Idecabtagene Vicleucel Promising in Pretreated Myeloma

Three-quarters of patients with heavily pretreated multiple myeloma responded to treatment with the B-cell maturation antigen (BCMA)−targeted chimeric antigen receptor (CAR) T-cell therapy idecabtagene vicleucel (ide-cel), according to phase I results presented at the 2020 ASH Annual Meeting. Cytopenias and cases of cytokine release syndrome (CRS) were common, but generally low-grade, added lead author Yi Lin, MD, PhD, from Mayo Clinic in Rochester, Minnesota, who presented these results.

“With the longer follow-up, we are continuing to see a deep and durable response with ide-cel in heavily pretreated myeloma populations,” Dr. Lin said. “For ongoing responders, a duration of response longer than two years has been seen.”

The trial is a two-part phase I dose-escalation and dose-expansion study. The expansion phase included patients who had received three or more prior lines of therapy, including a proteasome inhibitor, an immunomodulatory drug, and an anti-CD38 antibody, and whose disease was refractory to the last line of therapy.

After lymphodepletion with fludarabine 30 mg/m2/day and cyclophosphamide 300 mg/m2/day for three days followed by two days of rest, patients received ide-cel (formerly known as bb2121) at target doses of 50, 150, 450, or 800×106 cells in the dose-escalation phase, and 150 or 450×106 cells in the dose-expansion phase. Safety was the study’s primary endpoint.

At the data cut-off of April 21, 2020, 62 patients had been treated: 21 in the dose-escalation phase and 41 in the dose-expansion phase. Dr. Lin noted that the manufacturing success was 100%, with about half of the patients requiring bridging therapy while their CAR T cells were being manufactured.

The participants generally had a disease with a poor prognosis upon study entry, with 27% having high-risk cytogenetics and 76% having myeloma that was refractory to the last line of therapy.

Response was first assessed four weeks after infusion, and, at a median follow-up of 18.1 months, 11 patients (17.7%) were still on study.

“Not surprisingly, cytopenias are the most common adverse events of any grade and the most severe adverse events,” Dr. Lin said (see TABLE).

For patients who did not have recovery of blood counts by one month after infusion, the median time to recovery of grade 3/4 neutropenia and thrombocytopenia was 1.9 and 2.2 months, respectively. There was one death within eight weeks of infusion in a patient who developed grade 2 CRS and cytopenias, but the death was not considered treatment related.
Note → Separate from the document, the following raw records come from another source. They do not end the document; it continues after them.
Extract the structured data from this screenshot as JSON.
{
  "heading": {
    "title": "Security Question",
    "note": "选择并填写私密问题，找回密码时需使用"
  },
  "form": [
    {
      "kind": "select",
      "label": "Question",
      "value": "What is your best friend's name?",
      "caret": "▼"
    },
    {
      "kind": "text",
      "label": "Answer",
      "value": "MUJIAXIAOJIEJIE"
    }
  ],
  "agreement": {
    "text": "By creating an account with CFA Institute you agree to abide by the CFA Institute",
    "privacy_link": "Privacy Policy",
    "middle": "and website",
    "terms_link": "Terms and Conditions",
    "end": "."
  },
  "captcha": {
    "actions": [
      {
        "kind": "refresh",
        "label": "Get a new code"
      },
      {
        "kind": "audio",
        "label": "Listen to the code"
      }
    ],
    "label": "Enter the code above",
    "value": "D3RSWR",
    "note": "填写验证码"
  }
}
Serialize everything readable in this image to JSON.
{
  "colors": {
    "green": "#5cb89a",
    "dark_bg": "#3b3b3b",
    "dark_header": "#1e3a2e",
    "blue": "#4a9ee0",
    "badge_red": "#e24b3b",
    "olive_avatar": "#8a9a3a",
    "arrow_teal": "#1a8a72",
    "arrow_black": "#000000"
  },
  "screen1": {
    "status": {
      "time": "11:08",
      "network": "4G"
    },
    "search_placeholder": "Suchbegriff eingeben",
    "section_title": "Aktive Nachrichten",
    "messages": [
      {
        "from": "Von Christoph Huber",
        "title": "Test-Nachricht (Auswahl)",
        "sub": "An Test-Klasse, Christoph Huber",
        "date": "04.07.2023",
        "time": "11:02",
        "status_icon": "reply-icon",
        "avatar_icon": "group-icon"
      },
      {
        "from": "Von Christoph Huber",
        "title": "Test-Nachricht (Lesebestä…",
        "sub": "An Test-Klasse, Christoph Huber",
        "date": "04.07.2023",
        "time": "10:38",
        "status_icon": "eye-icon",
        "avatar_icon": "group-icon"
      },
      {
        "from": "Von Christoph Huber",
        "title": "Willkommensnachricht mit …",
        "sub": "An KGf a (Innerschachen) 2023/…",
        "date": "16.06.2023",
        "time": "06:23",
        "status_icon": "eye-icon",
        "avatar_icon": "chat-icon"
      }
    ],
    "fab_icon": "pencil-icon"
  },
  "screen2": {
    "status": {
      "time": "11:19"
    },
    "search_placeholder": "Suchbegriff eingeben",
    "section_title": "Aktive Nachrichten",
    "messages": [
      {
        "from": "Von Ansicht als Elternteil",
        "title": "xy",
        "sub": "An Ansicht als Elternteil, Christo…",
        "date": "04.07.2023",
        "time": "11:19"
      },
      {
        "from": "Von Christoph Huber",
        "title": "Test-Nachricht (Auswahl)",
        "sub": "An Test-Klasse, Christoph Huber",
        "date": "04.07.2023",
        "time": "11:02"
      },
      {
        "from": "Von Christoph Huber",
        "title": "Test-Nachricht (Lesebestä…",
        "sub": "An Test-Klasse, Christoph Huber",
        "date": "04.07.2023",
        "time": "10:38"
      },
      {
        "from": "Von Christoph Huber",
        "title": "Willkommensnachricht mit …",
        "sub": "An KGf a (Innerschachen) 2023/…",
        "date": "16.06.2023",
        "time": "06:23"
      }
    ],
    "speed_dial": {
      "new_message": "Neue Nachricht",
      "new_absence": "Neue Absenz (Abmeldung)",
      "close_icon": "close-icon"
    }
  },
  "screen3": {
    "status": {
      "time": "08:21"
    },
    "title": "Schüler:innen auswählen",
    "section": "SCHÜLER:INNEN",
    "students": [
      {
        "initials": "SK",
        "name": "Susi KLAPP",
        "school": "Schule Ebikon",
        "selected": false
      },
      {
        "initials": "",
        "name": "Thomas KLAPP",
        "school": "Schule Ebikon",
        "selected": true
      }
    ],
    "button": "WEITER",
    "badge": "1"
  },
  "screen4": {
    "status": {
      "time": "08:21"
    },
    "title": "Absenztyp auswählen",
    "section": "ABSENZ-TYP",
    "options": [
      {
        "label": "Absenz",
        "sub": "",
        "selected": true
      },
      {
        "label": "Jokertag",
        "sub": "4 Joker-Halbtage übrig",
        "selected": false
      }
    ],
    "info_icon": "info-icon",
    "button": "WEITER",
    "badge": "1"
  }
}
Seven additional deaths occurred within six months of ide-cel, the majority of which (n=6) were due to myeloma.

Dr. Lin said there was a trend for more CRS with increased dose. However, there were no grade >3 CRS events, and grade 3 CRS occurred in only 6.5% of patients. The median time to onset of CRS was two days and median duration was five days. There was low use of tocilizumab (29%) and steroids (16.1%) to manage CRS. Most cases of neurologic toxicity were grade 1 and had a limited duration of three days However, one patient had grade 4 neurologic toxicity. Corticosteroid use to manage these symptoms was low (8.1%), as well.
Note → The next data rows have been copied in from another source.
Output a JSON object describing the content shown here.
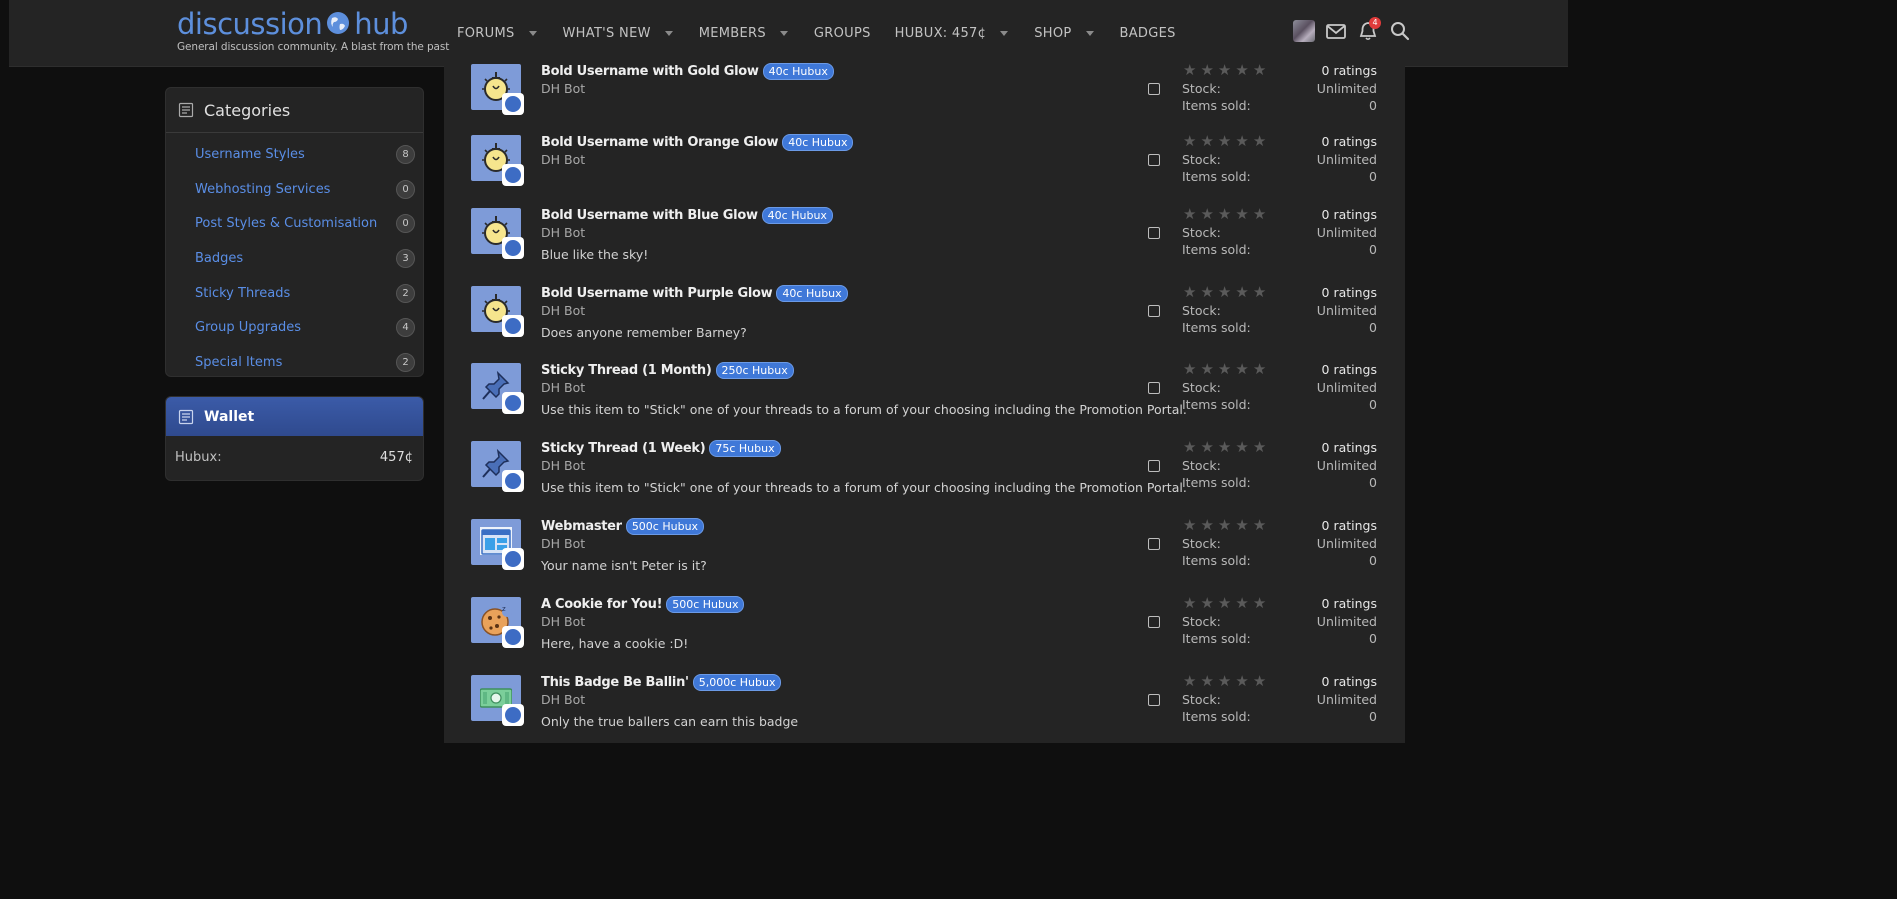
{
  "header": {
    "logo_left": "discussion",
    "logo_right": "hub",
    "tagline": "General discussion community. A blast from the past",
    "nav": [
      {
        "label": "FORUMS",
        "caret": true
      },
      {
        "label": "WHAT'S NEW",
        "caret": true
      },
      {
        "label": "MEMBERS",
        "caret": true
      },
      {
        "label": "GROUPS",
        "caret": false
      },
      {
        "label": "HUBUX: 457¢",
        "caret": true
      },
      {
        "label": "SHOP",
        "caret": true
      },
      {
        "label": "BADGES",
        "caret": false
      }
    ],
    "notification_count": "4"
  },
  "categories": {
    "title": "Categories",
    "items": [
      {
        "label": "Username Styles",
        "count": "8"
      },
      {
        "label": "Webhosting Services",
        "count": "0"
      },
      {
        "label": "Post Styles & Customisation",
        "count": "0"
      },
      {
        "label": "Badges",
        "count": "3"
      },
      {
        "label": "Sticky Threads",
        "count": "2"
      },
      {
        "label": "Group Upgrades",
        "count": "4"
      },
      {
        "label": "Special Items",
        "count": "2"
      }
    ]
  },
  "wallet": {
    "title": "Wallet",
    "label": "Hubux:",
    "value": "457¢"
  },
  "labels": {
    "stock": "Stock:",
    "items_sold": "Items sold:"
  },
  "items": [
    {
      "title": "Bold Username with Gold Glow",
      "price": "40c Hubux",
      "author": "DH Bot",
      "desc": "",
      "icon": "bulb-icon",
      "ratings": "0 ratings",
      "stock": "Unlimited",
      "sold": "0"
    },
    {
      "title": "Bold Username with Orange Glow",
      "price": "40c Hubux",
      "author": "DH Bot",
      "desc": "",
      "icon": "bulb-icon",
      "ratings": "0 ratings",
      "stock": "Unlimited",
      "sold": "0"
    },
    {
      "title": "Bold Username with Blue Glow",
      "price": "40c Hubux",
      "author": "DH Bot",
      "desc": "Blue like the sky!",
      "icon": "bulb-icon",
      "ratings": "0 ratings",
      "stock": "Unlimited",
      "sold": "0"
    },
    {
      "title": "Bold Username with Purple Glow",
      "price": "40c Hubux",
      "author": "DH Bot",
      "desc": "Does anyone remember Barney?",
      "icon": "bulb-icon",
      "ratings": "0 ratings",
      "stock": "Unlimited",
      "sold": "0"
    },
    {
      "title": "Sticky Thread (1 Month)",
      "price": "250c Hubux",
      "author": "DH Bot",
      "desc": "Use this item to \"Stick\" one of your threads to a forum of your choosing including the Promotion Portal.",
      "icon": "pin-icon",
      "ratings": "0 ratings",
      "stock": "Unlimited",
      "sold": "0"
    },
    {
      "title": "Sticky Thread (1 Week)",
      "price": "75c Hubux",
      "author": "DH Bot",
      "desc": "Use this item to \"Stick\" one of your threads to a forum of your choosing including the Promotion Portal.",
      "icon": "pin-icon",
      "ratings": "0 ratings",
      "stock": "Unlimited",
      "sold": "0"
    },
    {
      "title": "Webmaster",
      "price": "500c Hubux",
      "author": "DH Bot",
      "desc": "Your name isn't Peter is it?",
      "icon": "browser-icon",
      "ratings": "0 ratings",
      "stock": "Unlimited",
      "sold": "0"
    },
    {
      "title": "A Cookie for You!",
      "price": "500c Hubux",
      "author": "DH Bot",
      "desc": "Here, have a cookie :D!",
      "icon": "cookie-icon",
      "ratings": "0 ratings",
      "stock": "Unlimited",
      "sold": "0"
    },
    {
      "title": "This Badge Be Ballin'",
      "price": "5,000c Hubux",
      "author": "DH Bot",
      "desc": "Only the true ballers can earn this badge",
      "icon": "cash-icon",
      "ratings": "0 ratings",
      "stock": "Unlimited",
      "sold": "0"
    }
  ],
  "colors": {
    "accent": "#5a8ee6",
    "price_badge": "#3f78d8",
    "background": "#0f0f0f",
    "panel": "#242424"
  }
}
She also reported preliminary efficacy data, noting that, “in this heavily pretreated population we are seeing impressive response rates.”

The overall response rate was 76%, with a rate of complete response (CR) or better of 39%. Researchers observed a dose-related increase in response rate, and none of the 15 patients who achieved CR or greater had measurable residual disease detected in bone marrow (≤10-4 sensitivity).

Across all dose levels, the median duration of response was 10.3 months, and half of the eight ongoing responders had duration of response longer than two years. Dr. Lin added that duration of response was similar among patients with high-risk disease, including older patients and those with extramedullary disease.

In a survival analysis, the median progression-free survival was 8.8 months and median overall survival was 34.2 months among patients treated with doses higher than 150×106. Given these safety and efficacy data, the recommended phase II dose was 450×106.

“These results are exciting for a single-dose treatment with no maintenance therapy,” Dr. Lin said, adding that long-term follow-up is needed to better understand survival outcomes with this treatment.

Study authors report relationships with Celgene and bluebird bio, which sponsored the trial.

Reference

Lin Y, Raje NS, Berdeja JG, et al. Idecabtagene vicleucel (ide-cel, bb2121), a BCMA-directed CAR T cell therapy, in patients with relapsed and refractory multiple myeloma: updated results from phase 1 CRB-401 study. Abstract #131. Presented at the 2020 American Society of Hematology Annual Meeting, December 5, 2020.